Moreover, I’m especially not down to share the term nappy hair with people who do not know what it means to have had to collectively reclaim the term from it’s derogatory meaning dating back to the slave‐era. Many naturals, in what is nothing short of an ideological counter‐revolution, have embraced the term nappy and used it to refer to their curls, coils, and kinks with pride.
My main issue is that white women with #nappyhair are really trying to say that their hair is ugly, dirty, unruly, and unkempt. This not only implies that they still think that’s what the word nappy means too, but also that they think that’s how we mean it when we use it to talk about our natural hair.
Here’s what some of my fellow BGLH contributors had to say on the topic:
“I find it kind of annoying, but funny at the same time. They can’t possibly understand what ‘nappy’ means and apply it to a little frizz or wavy hair. The annoying part is that they don’t even mind being ignorant enough to not figure out the real meaning of the word. They don’t even realize how silly they look to a lot of people.”
“Using #naturalhair didn’t work, so now this. It’s a classic case of an insult wrapped in a desperate attempt to be a part of something. The term “nappy” has been thrown our way for years to devalue our natural beauty. But now that we Black women are proud of our highly textured hair and declare to be “nappy and proud”, it doesn’t sit well. Even on their worst humidity or tongue‐in‐socket hair days, the aesthetic is far from nappy. Nappy is supposed to mean bad, and their bad hair day being labeled as #nappy hair is supposed to be an insult, I get it. But at the same time, they want to be like us. Nappy hair is cool. Kinks and coils are on trend.
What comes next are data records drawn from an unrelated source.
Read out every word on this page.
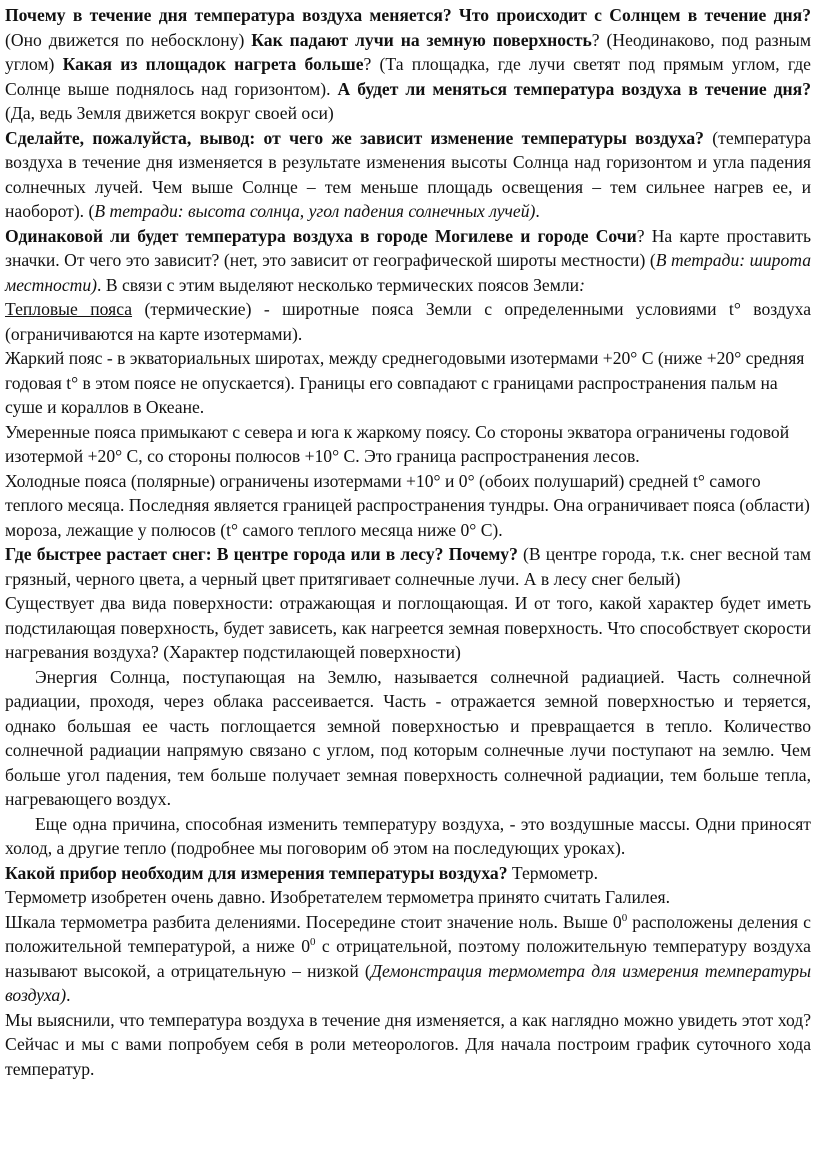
Почему в течение дня температура воздуха меняется? Что происходит с Солнцем в течение дня? (Оно движется по небосклону) Как падают лучи на земную поверхность? (Неодинаково, под разным углом) Какая из площадок нагрета больше? (Та площадка, где лучи светят под прямым углом, где Солнце выше поднялось над горизонтом). А будет ли меняться температура воздуха в течение дня? (Да, ведь Земля движется вокруг своей оси)

Сделайте, пожалуйста, вывод: от чего же зависит изменение температуры воздуха? (температура воздуха в течение дня изменяется в результате изменения высоты Солнца над горизонтом и угла падения солнечных лучей. Чем выше Солнце – тем меньше площадь освещения – тем сильнее нагрев ее, и наоборот). (В тетради: высота солнца, угол падения солнечных лучей).

Одинаковой ли будет температура воздуха в городе Могилеве и городе Сочи? На карте проставить значки. От чего это зависит? (нет, это зависит от географической широты местности) (В тетради: широта местности). В связи с этим выделяют несколько термических поясов Земли:

Тепловые пояса (термические) - широтные пояса Земли с определенными условиями t° воздуха (ограничиваются на карте изотермами).

Жаркий пояс - в экваториальных широтах, между среднегодовыми изотермами +20° С (ниже +20° средняя годовая t° в этом поясе не опускается). Границы его совпадают с границами распространения пальм на суше и кораллов в Океане.

Умеренные пояса примыкают с севера и юга к жаркому поясу. Со стороны экватора ограничены годовой изотермой +20° С, со стороны полюсов +10° С. Это граница распространения лесов.

Холодные пояса (полярные) ограничены изотермами +10° и 0° (обоих полушарий) средней t° самого теплого месяца. Последняя является границей распространения тундры. Она ограничивает пояса (области) мороза, лежащие у полюсов (t° самого теплого месяца ниже 0° С).

Где быстрее растает снег: В центре города или в лесу? Почему? (В центре города, т.к. снег весной там грязный, черного цвета, а черный цвет притягивает солнечные лучи. А в лесу снег белый)

Существует два вида поверхности: отражающая и поглощающая. И от того, какой характер будет иметь подстилающая поверхность, будет зависеть, как нагреется земная поверхность. Что способствует скорости нагревания воздуха? (Характер подстилающей поверхности)

Энергия Солнца, поступающая на Землю, называется солнечной радиацией. Часть солнечной радиации, проходя, через облака рассеивается. Часть - отражается земной поверхностью и теряется, однако большая ее часть поглощается земной поверхностью и превращается в тепло. Количество солнечной радиации напрямую связано с углом, под которым солнечные лучи поступают на землю. Чем больше угол падения, тем больше получает земная поверхность солнечной радиации, тем больше тепла, нагревающего воздух.

Еще одна причина, способная изменить температуру воздуха, - это воздушные массы. Одни приносят холод, а другие тепло (подробнее мы поговорим об этом на последующих уроках).

Какой прибор необходим для измерения температуры воздуха? Термометр.

Термометр изобретен очень давно. Изобретателем термометра принято считать Галилея.

Шкала термометра разбита делениями. Посередине стоит значение ноль. Выше $0^0$ расположены деления с положительной температурой, а ниже $0^0$ с отрицательной, поэтому положительную температуру воздуха называют высокой, а отрицательную – низкой (Демонстрация термометра для измерения температуры воздуха).

Мы выяснили, что температура воздуха в течение дня изменяется, а как наглядно можно увидеть этот ход? Сейчас и мы с вами попробуем себя в роли метеорологов. Для начала построим график суточного хода температур.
So are big butts, brown skin, and thick lips. This is nothing new — tear us down, only to turn around and try to get what we have.”
“Another day, another instance of AAVE (African American Vernacular English)/BVE (Black Vernacular English) being appropriated for the sake of seeming on trend. From large chain restaurants tweeting their meals are “on fleek” to traditional bubblegum pop‐stars capitalizing off the idea of “bae” and “cuffing season,” the black vernacular aesthetic is seen as nothing more than a mask that can be put on and removed at ease without any negative association. The photos tagged as “#nappyhair” without any regard of the meaning and cultural notions behind the term are just a small part of a larger issue.
“I’m torn between annoyance and indifference. Annoyance because the ‘mainstream’ is perpetually ripping things off from popular black culture, while simultaneously trying to devalue its influence. Also annoying that the term ‘nappy’ is being used in the negative, when there has been a sustained movement within the natural hair community to re‐define the term as a positive. Still, at the end of the day, I won’t lose sleep at night over this. But, Lord, please don’t let ‘nappy’ make it to the mainstream media circuit. If ‘nappy’ becomes the new ‘twerk’ I will be so unamused.”
Do you think white women should be able to use natural hair lingo to describe their hair? Are you bothered or is this just a sign of the natural hair movement being embraced by other races?